Hoge Raad, 07-06-2019, ECLI:NL:HR:2019:876, 18/04962
Hoge Raad, 07-06-2019, ECLI:NL:HR:2019:876, 18/04962
Gegevens
- Instantie
- Hoge Raad
- Datum uitspraak
- 7 juni 2019
- Datum publicatie
- 7 juni 2019
- ECLI
- ECLI:NL:HR:2019:876
- Zaaknummer
- 18/04962
Inhoudsindicatie
HR: 81.1 RO.
Uitspraak
HOGE RAAD DER NEDERLANDEN
BELASTINGKAMER
Nummer 18/04962
Datum 7 juni 2019
ARREST
In de zaak van
[X] B.V. te [Z] (hierna: belanghebbende)
tegen
het COLLEGE VAN BURGEMEESTER EN WETHOUDERS VAN DE GEMEENTE TILBURG
op het beroep in cassatie gericht tegen de uitspraak van het Gerechtshof 's-Hertogenbosch van 18 oktober 2018, nr. 17/00641, op het hoger beroep van belanghebbende tegen een uitspraak van de Rechtbank Zeeland-West-Brabant (nr. BRE 16/657) betreffende van belanghebbende geheven leges.
1 Geding in cassatie
Belanghebbende heeft tegen de uitspraak van het Hof beroep in cassatie ingesteld en daarbij een aantal klachten aangevoerd.
Het college van burgemeester en wethouders van de gemeente Tilburg (hierna: Het College) heeft een verweerschrift ingediend.
Belanghebbende heeft een conclusie van repliek ingediend.
Het College heeft een conclusie van dupliek ingediend.

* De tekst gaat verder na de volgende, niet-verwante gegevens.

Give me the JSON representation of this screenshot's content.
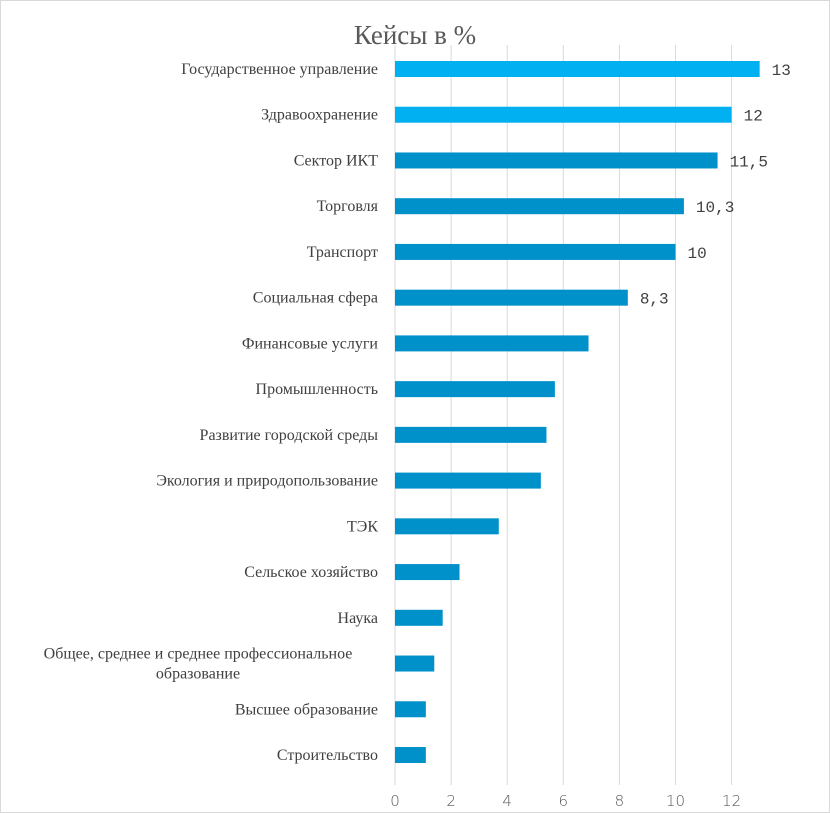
{
  "chart_data": {
    "type": "bar",
    "orientation": "horizontal",
    "title": "Кейсы в %",
    "xlabel": "",
    "ylabel": "",
    "xlim": [
      0,
      12
    ],
    "ticks": [
      0,
      2,
      4,
      6,
      8,
      10,
      12
    ],
    "tick_labels": [
      "0",
      "2",
      "4",
      "6",
      "8",
      "10",
      "12"
    ],
    "grid": true,
    "categories": [
      [
        "Государственное управление"
      ],
      [
        "Здравоохранение"
      ],
      [
        "Сектор ИКТ"
      ],
      [
        "Торговля"
      ],
      [
        "Транспорт"
      ],
      [
        "Социальная сфера"
      ],
      [
        "Финансовые услуги"
      ],
      [
        "Промышленность"
      ],
      [
        "Развитие городской среды"
      ],
      [
        "Экология и природопользование"
      ],
      [
        "ТЭК"
      ],
      [
        "Сельское хозяйство"
      ],
      [
        "Наука"
      ],
      [
        "Общее, среднее и среднее профессиональное",
        "образование"
      ],
      [
        "Высшее образование"
      ],
      [
        "Строительство"
      ]
    ],
    "values": [
      13,
      12,
      11.5,
      10.3,
      10,
      8.3,
      6.9,
      5.7,
      5.4,
      5.2,
      3.7,
      2.3,
      1.7,
      1.4,
      1.1,
      1.1
    ],
    "data_labels": [
      "13",
      "12",
      "11,5",
      "10,3",
      "10",
      "8,3",
      "",
      "",
      "",
      "",
      "",
      "",
      "",
      "",
      "",
      ""
    ],
    "highlight_color": "#00B0F0",
    "bar_color": "#0091CA",
    "highlighted_count": 2
  }
}
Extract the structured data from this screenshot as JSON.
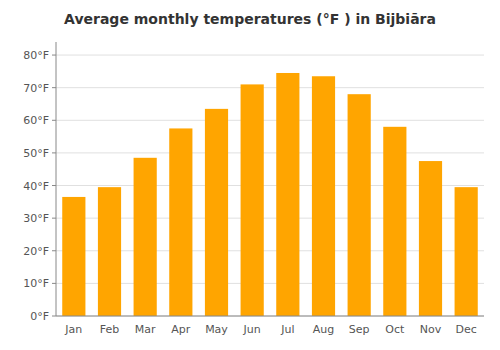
{
  "chart_data": {
    "type": "bar",
    "title": "Average monthly temperatures (°F ) in Bijbiāra",
    "categories": [
      "Jan",
      "Feb",
      "Mar",
      "Apr",
      "May",
      "Jun",
      "Jul",
      "Aug",
      "Sep",
      "Oct",
      "Nov",
      "Dec"
    ],
    "values": [
      36.5,
      39.5,
      48.5,
      57.5,
      63.5,
      71.0,
      74.5,
      73.5,
      68.0,
      58.0,
      47.5,
      39.5
    ],
    "color": "#FFA500",
    "ylim": [
      0,
      84
    ],
    "yticks": [
      {
        "value": 0,
        "label": "0°F"
      },
      {
        "value": 10,
        "label": "10°F"
      },
      {
        "value": 20,
        "label": "20°F"
      },
      {
        "value": 30,
        "label": "30°F"
      },
      {
        "value": 40,
        "label": "40°F"
      },
      {
        "value": 50,
        "label": "50°F"
      },
      {
        "value": 60,
        "label": "60°F"
      },
      {
        "value": 70,
        "label": "70°F"
      },
      {
        "value": 80,
        "label": "80°F"
      }
    ],
    "grid": true
  }
}
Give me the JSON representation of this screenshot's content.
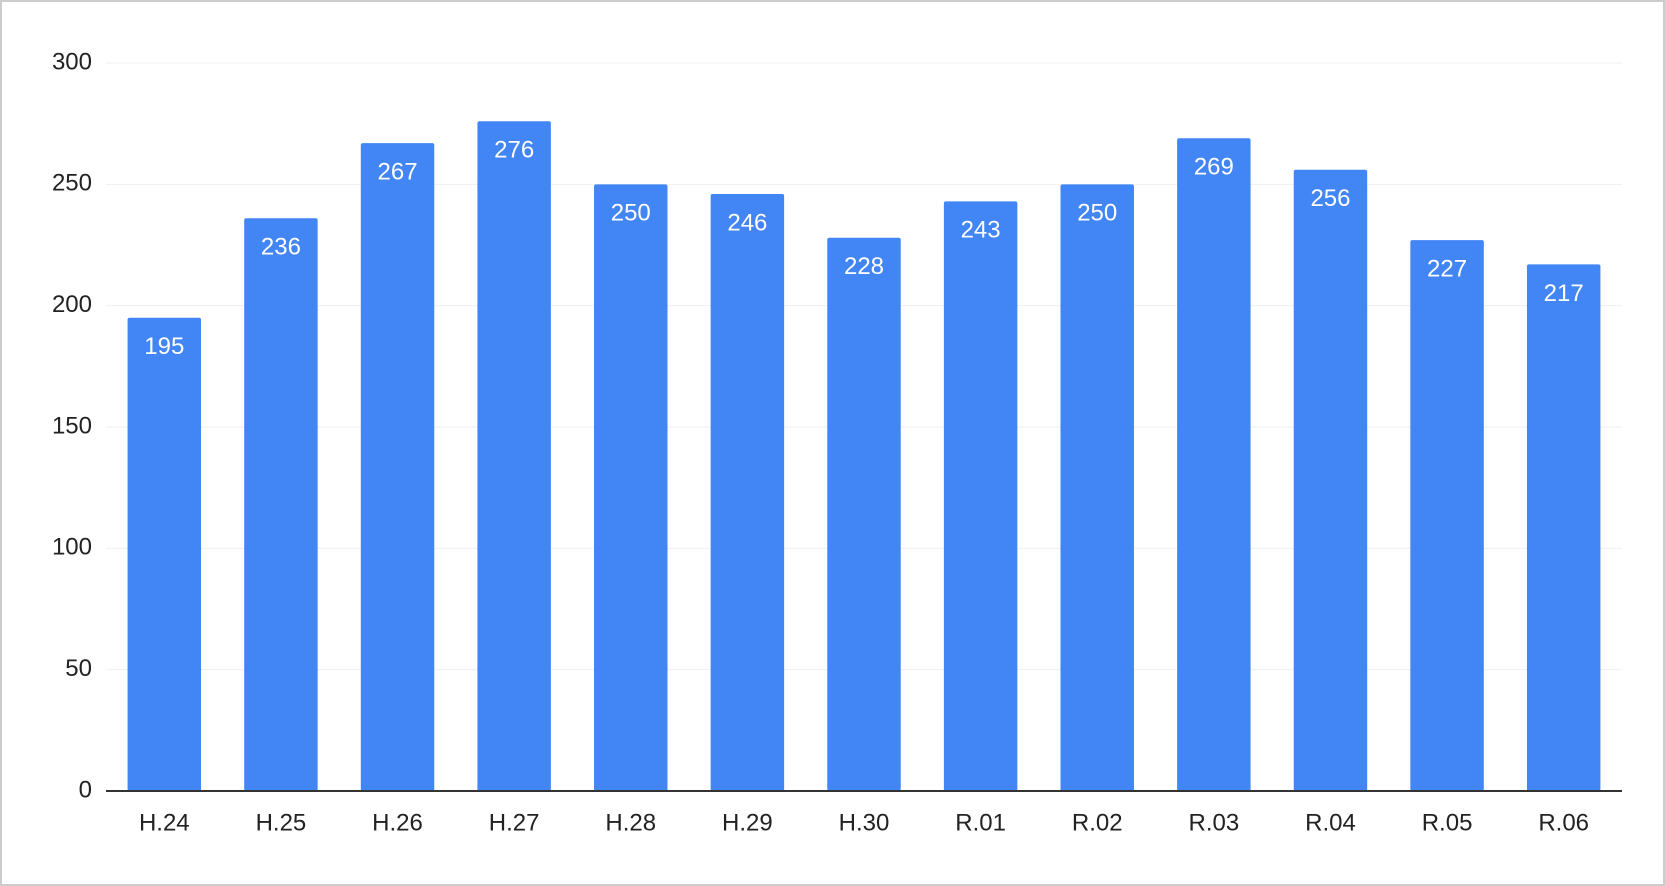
{
  "chart_data": {
    "type": "bar",
    "categories": [
      "H.24",
      "H.25",
      "H.26",
      "H.27",
      "H.28",
      "H.29",
      "H.30",
      "R.01",
      "R.02",
      "R.03",
      "R.04",
      "R.05",
      "R.06"
    ],
    "values": [
      195,
      236,
      267,
      276,
      250,
      246,
      228,
      243,
      250,
      269,
      256,
      227,
      217
    ],
    "color": "#4285f4",
    "ylim": [
      0,
      300
    ],
    "yticks": [
      0,
      50,
      100,
      150,
      200,
      250,
      300
    ],
    "grid": true
  }
}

2 Beoordeling van de klachten
De klachten kunnen niet tot cassatie leiden. Dit behoeft, gezien artikel 81, lid 1, van de Wet op de rechterlijke organisatie, geen nadere motivering, nu de klachten niet nopen tot beantwoording van rechtsvragen in het belang van de rechtseenheid of de rechtsontwikkeling.
3 Proceskosten
De Hoge Raad ziet geen aanleiding voor een veroordeling in de proceskosten.